Overall, the economy has still to recover 55% of the output lost in the recession. That is, GDP is around 4% below its pre-recession peak. It is the production sector and construction that is displaying the greatest weakness, with manufacturing (-0.9% in the quarter) contributing most to the decline, while the service sector slowly recovers - see chart:
But mining and quarrying also contracted by -1.1% in the quarter and the ONS cites the drop in North Sea Oil production as a key factor. Indeed, the sustained weakness of oil production in the UK is shown to be a contributory factor in the weakening UK trade position.
The ONS notes
The deficit on trade in petroleum and petroleum products of £4.5 billion in the three months September to November is almost three times the £1.4 billion deficit in the same period of 2010. An important factor behind this fall has been a 16 per cent drop in crude oil export tonnage as a result of falling North Sea output.

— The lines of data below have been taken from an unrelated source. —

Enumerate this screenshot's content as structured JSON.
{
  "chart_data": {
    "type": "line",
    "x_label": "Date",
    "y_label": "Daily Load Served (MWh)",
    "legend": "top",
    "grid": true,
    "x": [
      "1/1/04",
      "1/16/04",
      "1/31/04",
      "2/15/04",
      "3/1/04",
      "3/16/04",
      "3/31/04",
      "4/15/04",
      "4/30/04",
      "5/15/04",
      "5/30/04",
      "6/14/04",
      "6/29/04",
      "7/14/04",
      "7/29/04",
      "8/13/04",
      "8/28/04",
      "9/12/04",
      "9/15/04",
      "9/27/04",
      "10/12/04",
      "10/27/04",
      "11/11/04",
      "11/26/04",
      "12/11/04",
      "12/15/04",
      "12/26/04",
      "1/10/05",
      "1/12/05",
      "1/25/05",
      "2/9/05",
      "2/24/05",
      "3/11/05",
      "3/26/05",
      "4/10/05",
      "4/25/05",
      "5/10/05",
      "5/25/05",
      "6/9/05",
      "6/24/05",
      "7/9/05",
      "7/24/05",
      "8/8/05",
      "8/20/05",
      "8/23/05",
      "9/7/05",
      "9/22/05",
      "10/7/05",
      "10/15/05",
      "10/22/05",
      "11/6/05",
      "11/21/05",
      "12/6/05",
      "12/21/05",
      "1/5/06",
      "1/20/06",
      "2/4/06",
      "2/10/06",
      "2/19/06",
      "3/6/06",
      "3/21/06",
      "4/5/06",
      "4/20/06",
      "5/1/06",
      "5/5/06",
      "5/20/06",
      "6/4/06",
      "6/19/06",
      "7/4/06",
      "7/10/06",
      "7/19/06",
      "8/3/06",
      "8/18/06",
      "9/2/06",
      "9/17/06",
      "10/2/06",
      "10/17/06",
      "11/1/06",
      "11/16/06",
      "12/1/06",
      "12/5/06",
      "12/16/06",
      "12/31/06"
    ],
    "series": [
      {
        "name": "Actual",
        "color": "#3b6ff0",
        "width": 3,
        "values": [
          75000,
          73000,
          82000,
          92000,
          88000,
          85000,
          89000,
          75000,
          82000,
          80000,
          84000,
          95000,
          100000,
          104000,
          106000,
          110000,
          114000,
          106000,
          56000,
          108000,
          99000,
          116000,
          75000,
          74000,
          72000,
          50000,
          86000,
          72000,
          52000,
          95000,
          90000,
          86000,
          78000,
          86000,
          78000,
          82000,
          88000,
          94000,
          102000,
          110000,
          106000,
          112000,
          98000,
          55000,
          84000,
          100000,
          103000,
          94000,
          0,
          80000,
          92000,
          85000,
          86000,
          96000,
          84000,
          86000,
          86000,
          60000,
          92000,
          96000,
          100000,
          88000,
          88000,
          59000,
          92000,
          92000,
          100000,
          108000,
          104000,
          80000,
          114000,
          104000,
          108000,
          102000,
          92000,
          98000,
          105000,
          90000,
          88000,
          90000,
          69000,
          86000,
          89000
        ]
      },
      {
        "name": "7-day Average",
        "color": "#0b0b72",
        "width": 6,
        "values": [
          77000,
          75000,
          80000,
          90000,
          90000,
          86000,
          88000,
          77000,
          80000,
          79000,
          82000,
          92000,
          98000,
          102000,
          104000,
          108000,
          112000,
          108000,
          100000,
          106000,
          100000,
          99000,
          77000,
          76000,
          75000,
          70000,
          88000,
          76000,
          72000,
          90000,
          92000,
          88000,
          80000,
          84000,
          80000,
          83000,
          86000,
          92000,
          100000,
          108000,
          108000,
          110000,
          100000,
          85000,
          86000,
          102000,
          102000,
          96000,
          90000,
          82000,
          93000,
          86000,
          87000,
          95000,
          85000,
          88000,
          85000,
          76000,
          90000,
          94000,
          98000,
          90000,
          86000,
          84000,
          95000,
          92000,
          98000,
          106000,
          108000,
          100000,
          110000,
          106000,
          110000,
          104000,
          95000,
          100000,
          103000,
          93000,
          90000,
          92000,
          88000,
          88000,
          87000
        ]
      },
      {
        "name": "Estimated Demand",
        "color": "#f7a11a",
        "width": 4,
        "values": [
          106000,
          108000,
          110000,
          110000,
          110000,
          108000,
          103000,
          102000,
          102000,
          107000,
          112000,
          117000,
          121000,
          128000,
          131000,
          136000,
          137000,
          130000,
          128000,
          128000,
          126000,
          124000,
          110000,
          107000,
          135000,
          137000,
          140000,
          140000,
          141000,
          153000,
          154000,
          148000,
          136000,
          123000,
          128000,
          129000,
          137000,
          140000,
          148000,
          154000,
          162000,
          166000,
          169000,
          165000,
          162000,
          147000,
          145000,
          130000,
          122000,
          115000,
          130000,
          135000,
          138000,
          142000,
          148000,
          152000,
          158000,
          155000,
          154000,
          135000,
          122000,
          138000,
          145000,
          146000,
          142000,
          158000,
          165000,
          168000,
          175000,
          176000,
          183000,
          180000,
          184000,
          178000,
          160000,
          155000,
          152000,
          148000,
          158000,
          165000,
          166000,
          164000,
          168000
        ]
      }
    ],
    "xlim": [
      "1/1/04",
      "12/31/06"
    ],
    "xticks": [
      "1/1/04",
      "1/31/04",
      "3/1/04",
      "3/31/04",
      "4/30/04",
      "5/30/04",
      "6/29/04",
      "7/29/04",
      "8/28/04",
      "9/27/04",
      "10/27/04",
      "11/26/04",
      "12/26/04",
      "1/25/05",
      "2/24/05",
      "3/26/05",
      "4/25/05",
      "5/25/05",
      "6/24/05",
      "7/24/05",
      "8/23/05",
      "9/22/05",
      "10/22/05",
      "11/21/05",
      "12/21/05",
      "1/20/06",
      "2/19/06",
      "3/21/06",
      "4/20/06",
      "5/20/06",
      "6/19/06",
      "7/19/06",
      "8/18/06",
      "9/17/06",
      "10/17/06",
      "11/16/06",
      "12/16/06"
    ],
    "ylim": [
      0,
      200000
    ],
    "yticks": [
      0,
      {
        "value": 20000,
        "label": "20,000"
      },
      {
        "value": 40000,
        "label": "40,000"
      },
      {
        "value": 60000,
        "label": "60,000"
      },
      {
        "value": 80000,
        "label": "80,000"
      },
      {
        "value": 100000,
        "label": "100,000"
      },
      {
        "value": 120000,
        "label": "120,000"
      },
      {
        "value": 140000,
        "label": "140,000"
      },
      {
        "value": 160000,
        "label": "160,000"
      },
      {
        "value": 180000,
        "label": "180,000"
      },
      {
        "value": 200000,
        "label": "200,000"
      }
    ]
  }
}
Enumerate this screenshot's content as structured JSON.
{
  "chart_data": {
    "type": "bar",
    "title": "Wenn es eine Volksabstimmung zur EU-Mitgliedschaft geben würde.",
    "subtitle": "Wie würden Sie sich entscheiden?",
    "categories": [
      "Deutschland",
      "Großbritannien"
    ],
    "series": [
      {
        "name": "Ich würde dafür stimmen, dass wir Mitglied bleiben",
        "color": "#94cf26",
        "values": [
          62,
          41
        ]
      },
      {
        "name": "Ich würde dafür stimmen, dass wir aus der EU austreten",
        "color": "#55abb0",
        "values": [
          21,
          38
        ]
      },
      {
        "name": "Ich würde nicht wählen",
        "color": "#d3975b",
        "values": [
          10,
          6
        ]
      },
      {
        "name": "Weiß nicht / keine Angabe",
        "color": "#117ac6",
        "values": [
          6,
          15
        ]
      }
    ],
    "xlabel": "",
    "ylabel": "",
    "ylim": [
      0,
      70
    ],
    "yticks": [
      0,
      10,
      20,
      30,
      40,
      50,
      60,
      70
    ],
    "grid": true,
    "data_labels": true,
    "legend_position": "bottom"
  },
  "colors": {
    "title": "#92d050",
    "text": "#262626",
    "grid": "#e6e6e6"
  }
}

The volume of crude oil exports has now fallen by about 20 per cent from 2009 levels, and has more than halved since 2001. The corresponding volume of imports has increased by nearly 40 per cent since 2001, and by more than 11 per cent over the past year.
On the day that Alex Salmond launches his pitch for Scottish independence these oil production and trade figures must be a major worry for the nationalist cause.
The near term prospects for production output, which contributes 15% to overall UK GDP do not look promising, as this chart shows
Most of the broad product groupings are either exhibiting a downward trend or flat growth. The downward contribution of energy is clear, as is the contribution of intermediate goods. Moreover, both consumer durable and non-durables are contributing little to growth, with no sign of an upturn. This clearly reflects the state of UK consumer demand as households continue to pay down debt and deal with declining real incomes.
And services?
The ONS Review highlights the role of Government & other services in recent growth as the chart shows.
The performance of Business services & finance is encouraging and should support future growth. But with fiscal consolidation beginning to bite the contribution from Government & other services might be expected to diminish.
The recovery was meant to be based on a switch from domestic to external sales, from consumption to investment, and from public to private. There is little evidence of this occurring much in these latest statistics.
These data suggest that we might expect to see more negative GDP growth in the UK in the first half of this year, or at best stagnation.